Backprop from scratch - Computational Graph viewpoint

I am trying to write feed-forward and back propagation from a computational graph point of view in PyTorch as described in this CS231n page for the MultiLabel Soft Margin Loss function of PyTorch. The feed-forward part, I have figured out and it is giving the same results as the loss function of PyTorch. However, for the backprop portion, I am having trouble.

x = torch.tensor([[ 0.1778,  0.1203, -0.2264]], requires_grad=True) # 1 Row, 3 columns (N=1,C=3) (Batch_size=1, num_classes=3)
y = torch.tensor([[0., 1., 0.]], requires_grad=True)

#logsigmoid(x) = torch.log(1/(1+torch.exp(-x)))
#loss = torch.mean(-(target * logsigmoid(x) + (1 - target) * logsigmoid(-x)),dim=1)


# forward pass
w = -1
l = torch.log(1/(1+torch.exp(-x)))                                                              
g = w * x                                           
a = y * l 
k = g + l                                            
h = k * y * w
b = h + k

### no change below this line
c = a + b                                            #(7)
d = -1 * c                                           #(8)
e = torch.sum(d,dim=1)                               #(9)
f = e / x.size(1)                                    #(10)

print(f) # tensor([0.6690], grad_fn=<DivBackward0>), same as value from actual function
f.backward()
print(x.grad.data) # tensor([[ 0.1814, -0.1567,  0.1479]])
print(y.grad.data) # tensor([[-0.0593, -0.0401,  0.0755]])

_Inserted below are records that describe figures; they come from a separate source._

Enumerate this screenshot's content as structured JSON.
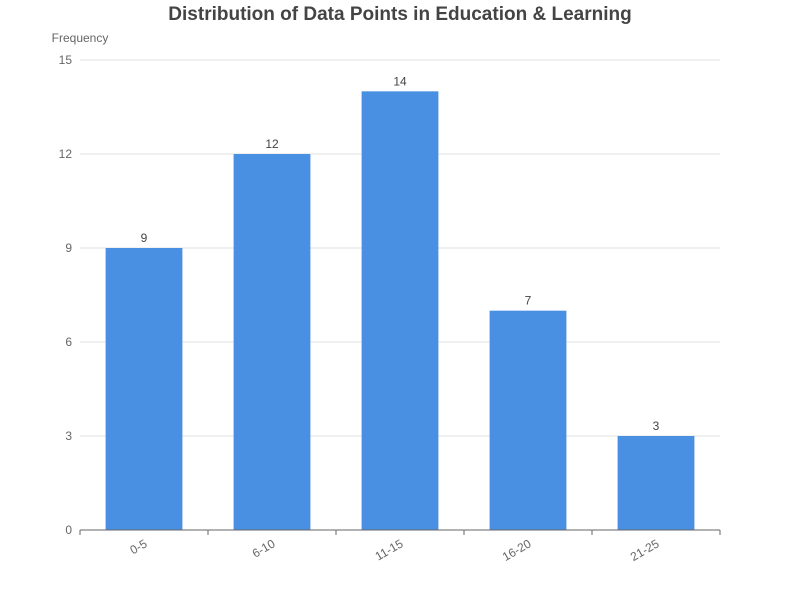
{
  "chart_data": {
    "type": "bar",
    "title": "Distribution of Data Points in Education & Learning",
    "xlabel": "",
    "ylabel": "Frequency",
    "categories": [
      "0-5",
      "6-10",
      "11-15",
      "16-20",
      "21-25"
    ],
    "values": [
      9,
      12,
      14,
      7,
      3
    ],
    "ylim": [
      0,
      15
    ],
    "yticks": [
      0,
      3,
      6,
      9,
      12,
      15
    ],
    "grid": true,
    "legend": "none",
    "show_data_labels": true
  },
  "colors": {
    "bar": "#4a90e2",
    "grid": "#e0e0e0",
    "axis": "#666666",
    "tick_text": "#666666",
    "title": "#444444",
    "data_label": "#444444"
  }
}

# back propagation steps from scratch 
dfde = 1 / x.size(1) 

dfdd = torch.ones(x.size(1)) * dfde

dfdc = w * dfdd

dfda = 1 * dfdc
dfdb = 1 * dfdc

### no change above this line

dfdh = 1 * dfdb
dfdk = 1 * dfdb             # ---
                            #    | ----> df/dk is being repeated. This is a problem
dfdk = y * w * dfdh         # --- 
dfdy = k * w * dfdh

dfdg = 1 * dfdk
dfdl = 1 * dfdk            # ---
                           #    | ----> df/dl is being repeated. This is a problem. 
dfdl = y * dfda            # ---
dfdy = l * dfda            #### df/dy = logsigmoid(x) * (-1) * torch.ones(x.size(1)) * 1/x.size(1) -----> This should be correct. But doesn't match the y.grad.data

dfdw = x * dfdg
dfdx = w * dfdg            #---
                           #   | -----> df/dx is begin repeated. This is a problem.
dfdx = (dl/dx) * dfdl      #--- 

So, I have mentioned in the comments in the code, where I am currently facing problems. I just don’t know how to go about resolving them.
I just need to find df/dx and df/dy and check whether they are equal to x.grad.data and y.grad.data
The reason being that, I am interested to know what functions df/dx and df/dy actually are.

Can someone please help me out with this particular task?
And if possible, I would also like some general advice on how to overcome such beginner problems in the future.